The Switzerland Mirage: Why the new US-Iran deal is built to fail

Opinion Monday 15/June/2026 18:16 PM
By: Mohamed Issa Al Zadjali, Chairman, Muscat Media Group
The Switzerland Mirage: Why the new US-Iran deal is built to fail

The ink is barely dry on the printed pages of the memorandum of understanding which will be signed in Switzerland on Friday, yet the global celebration of an end to the United States-Iran war is wildly premature.

US President Donald Trump is busy taking a victory lap, ordering the removal of the naval blockade and declaring the Strait of Hormuz open for business.

But beneath the ‘peacemaker’ headlines lies a fragile facade. History has shown us this exact script before, and we know how it ends. This deal is not a blueprint for permanent peace; it is a dangerous intermission. Trust does not exist between Washington and Tehran. Lest we forget, it was Trump himself who unilaterally tore up the 2015 JCPOA nuclear deal in 2018 under his “Maximum Pressure” campaign. To believe he won’t shatter this agreement the moment the grueling, 60-day technical nuclear talks face a hurdle is willful blindness.

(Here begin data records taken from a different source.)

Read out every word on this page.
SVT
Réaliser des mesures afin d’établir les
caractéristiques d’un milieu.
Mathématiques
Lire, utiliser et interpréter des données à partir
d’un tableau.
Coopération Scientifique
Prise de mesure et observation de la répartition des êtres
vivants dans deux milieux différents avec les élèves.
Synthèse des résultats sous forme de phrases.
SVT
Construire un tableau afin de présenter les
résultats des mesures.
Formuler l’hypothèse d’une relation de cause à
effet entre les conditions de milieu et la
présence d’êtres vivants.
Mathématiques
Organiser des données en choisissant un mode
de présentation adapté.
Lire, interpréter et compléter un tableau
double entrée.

More importantly, the deal ignores the most volatile variable in the region: Israeli Prime Minister Benjamin Netanyahu. Sidelined during negotiations, Israel has made its dissatisfaction clear, launching devastating airstrikes on Beirut even as the agreement was being finalised. Netanyahu’s primary strategic objectives—maintaining an iron grip on occupied lands and permanently neutralising regional fronts in Lebanon—are directly undermined by a permanent ceasefire.

Back in Washington, the political trap is already being set. Powerful lobbying forces like AIPAC, alongside Congressional defence hawks, are gearing up to frame the phased release of $25 billion in frozen assets as “appeasement.”

Trump thrives on transactional, short-term optics. However, when the initial praise fades and intense domestic lobbying pressure collides with Israel’s determination to retain total military freedom of action, this deal will not hold. Expect this promise to be broken like all the others—leaving the region right back on the brink of total war.